単なる制作紹介ではなく、“なぜ相談に至ったのか”を書く必要があります。
例えば、
- 問い合わせ率が低かった
- 情報整理ができていなかった
- 古いデザインで信頼感が弱かった
- SEO流入が弱かった
- 製品情報が分かりづらかった
などです。
ここがあることで、ユーザーは“自社の課題と重ねて”読めます。
3. 実施内容
ここでは、“何をやったのか”を具体化します。
- UI改善
- 導線改善
- 情報設計
- SEO改善
- ブランド設計
- CMS改善
- アクセス解析導入
重要なのは、“専門性が伝わること”です。
ただし、専門用語を並べるだけでは逆効果です。
ユーザーが理解できる言葉へ翻訳する必要があります。
4. 成果・変化
ここも非常に重要です。
できれば定量情報が望ましいです。
- CV率向上
- 問い合わせ増加
- SEO流入増加
- 離脱率改善
- 運用効率改善
もちろん、守秘義務で数値を出せないケースもあります。
その場合でも、
- 営業説明がしやすくなった
- 社内評価が改善した
- 採用応募が増えた
- 情報整理しやすくなった
など、“変化”を書くことが重要です。
5. クライアントコメント
可能なら非常に強いです。
第三者評価は、営業資料として非常に強力です。
特に以下は効果があります。
- 進行の安心感
- 対応スピード
- 理解力
- 提案力
- 柔軟性
つまり、“一緒に仕事しやすそう”が伝わります。
成果が出る実績ページは「検索導線」も強い
実績ページはSEO面でも非常に重要です。
例えば、
- 業種別
- 課題別
- サービス別
- 地域別
- CMS別
で整理すると、検索流入と比較検討の両方に強くなります。
特にBtoBでは、
- 「製造業 Web制作」
- 「BtoB サイト改善 事例」
- 「SEO改善 実績」
のような検索が非常に多いです。
つまり、実績ページ自体が“営業資産”になります。
「実績数」より「実績の見せ方」の方が重要
実務では、「実績が少ないので載せられない」という相談も多いです。
しかし実際には、件数だけが重要ではありません。
重要なのは、“何をどう改善したか”です。
極端に言えば、100件の画像一覧より、5件の深い事例の方が強いことも普通にあります。

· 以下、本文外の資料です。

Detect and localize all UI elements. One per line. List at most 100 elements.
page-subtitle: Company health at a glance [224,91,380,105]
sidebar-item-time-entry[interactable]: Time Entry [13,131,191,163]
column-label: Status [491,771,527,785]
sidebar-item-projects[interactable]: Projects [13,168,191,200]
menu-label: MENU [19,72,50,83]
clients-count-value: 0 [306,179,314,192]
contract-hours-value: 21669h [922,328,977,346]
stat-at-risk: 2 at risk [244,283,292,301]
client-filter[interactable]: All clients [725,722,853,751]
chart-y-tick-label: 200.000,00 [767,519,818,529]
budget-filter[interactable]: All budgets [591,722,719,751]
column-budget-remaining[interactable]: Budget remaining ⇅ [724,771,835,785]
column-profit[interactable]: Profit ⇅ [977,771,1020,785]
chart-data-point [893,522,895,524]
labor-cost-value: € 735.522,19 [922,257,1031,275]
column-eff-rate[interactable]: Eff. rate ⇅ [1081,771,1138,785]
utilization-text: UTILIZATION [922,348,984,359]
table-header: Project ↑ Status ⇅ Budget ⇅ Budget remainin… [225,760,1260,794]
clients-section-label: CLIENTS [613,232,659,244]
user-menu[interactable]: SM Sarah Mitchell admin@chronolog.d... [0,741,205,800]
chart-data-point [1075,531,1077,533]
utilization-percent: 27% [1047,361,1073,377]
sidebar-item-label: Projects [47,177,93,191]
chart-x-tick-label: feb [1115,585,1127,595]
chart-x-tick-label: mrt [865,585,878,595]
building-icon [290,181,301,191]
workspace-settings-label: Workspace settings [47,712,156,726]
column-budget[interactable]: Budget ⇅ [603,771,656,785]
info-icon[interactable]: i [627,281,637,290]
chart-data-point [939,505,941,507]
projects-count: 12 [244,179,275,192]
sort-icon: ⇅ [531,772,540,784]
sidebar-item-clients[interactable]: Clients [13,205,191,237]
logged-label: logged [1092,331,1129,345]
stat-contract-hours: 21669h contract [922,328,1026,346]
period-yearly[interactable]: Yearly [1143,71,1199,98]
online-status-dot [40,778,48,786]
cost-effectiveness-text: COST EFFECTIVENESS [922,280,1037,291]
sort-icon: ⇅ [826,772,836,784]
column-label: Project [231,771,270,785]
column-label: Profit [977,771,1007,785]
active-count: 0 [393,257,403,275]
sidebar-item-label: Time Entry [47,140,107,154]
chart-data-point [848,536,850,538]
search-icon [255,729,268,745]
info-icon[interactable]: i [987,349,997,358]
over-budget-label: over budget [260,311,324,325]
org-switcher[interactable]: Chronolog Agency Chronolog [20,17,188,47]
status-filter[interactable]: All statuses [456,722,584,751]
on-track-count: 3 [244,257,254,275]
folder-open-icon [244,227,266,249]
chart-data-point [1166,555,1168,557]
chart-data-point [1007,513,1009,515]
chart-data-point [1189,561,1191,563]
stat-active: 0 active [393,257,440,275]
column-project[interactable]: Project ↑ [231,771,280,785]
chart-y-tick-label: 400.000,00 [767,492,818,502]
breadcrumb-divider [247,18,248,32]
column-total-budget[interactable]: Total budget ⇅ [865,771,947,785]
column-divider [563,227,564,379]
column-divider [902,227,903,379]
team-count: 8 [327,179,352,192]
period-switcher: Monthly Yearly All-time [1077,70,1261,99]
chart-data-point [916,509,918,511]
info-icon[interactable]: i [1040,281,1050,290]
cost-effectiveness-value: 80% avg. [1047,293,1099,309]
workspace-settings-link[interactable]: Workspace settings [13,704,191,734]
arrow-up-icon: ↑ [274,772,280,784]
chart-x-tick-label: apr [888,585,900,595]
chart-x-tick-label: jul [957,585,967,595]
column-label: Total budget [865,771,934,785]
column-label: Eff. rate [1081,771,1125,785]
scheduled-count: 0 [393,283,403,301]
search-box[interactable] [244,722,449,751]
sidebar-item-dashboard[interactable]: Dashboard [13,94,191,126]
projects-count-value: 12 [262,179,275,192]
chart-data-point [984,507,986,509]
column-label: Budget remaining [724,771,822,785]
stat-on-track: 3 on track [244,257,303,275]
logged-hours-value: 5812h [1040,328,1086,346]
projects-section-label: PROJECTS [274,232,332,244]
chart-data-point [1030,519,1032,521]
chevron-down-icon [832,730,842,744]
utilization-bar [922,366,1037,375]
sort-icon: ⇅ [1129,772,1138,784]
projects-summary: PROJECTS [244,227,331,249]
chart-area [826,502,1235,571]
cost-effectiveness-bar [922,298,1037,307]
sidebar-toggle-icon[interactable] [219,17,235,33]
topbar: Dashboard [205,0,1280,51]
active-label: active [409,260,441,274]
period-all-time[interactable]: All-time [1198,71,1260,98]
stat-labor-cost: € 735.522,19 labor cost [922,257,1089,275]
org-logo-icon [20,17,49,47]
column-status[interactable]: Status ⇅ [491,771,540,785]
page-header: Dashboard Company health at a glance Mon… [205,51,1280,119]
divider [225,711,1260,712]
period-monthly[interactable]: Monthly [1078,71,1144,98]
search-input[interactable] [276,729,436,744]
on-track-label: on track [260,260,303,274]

特に高単価BtoBでは、“理解力・提案力・課題解決力”が重要視されます。
つまり、実績ページは単なるポートフォリオではなく、“信頼形成コンテンツ”です。
まとめ
成果につながる実績ページには、共通する構造があります。
- 課題
- 背景
- 実施内容
- 成果
- 変化
そして重要なのは、“制作物紹介”ではなく、“問題解決事例”として見せることです。
特にBtoBでは、実績ページは営業・比較検討・社内共有に強く影響します。
つまり、デザインギャラリーではなく、“信頼構築ページ”として設計する必要があります。
レアテクトでは、単なる制作実績掲載ではなく、UX・SEO・営業導線まで含めた“成果につながる実績設計”を重視しています。
「実績ページはあるけど反応が弱い」という場合は、画像だけではなく、“課題解決ストーリー”になっているかを見直すことをおすすめします。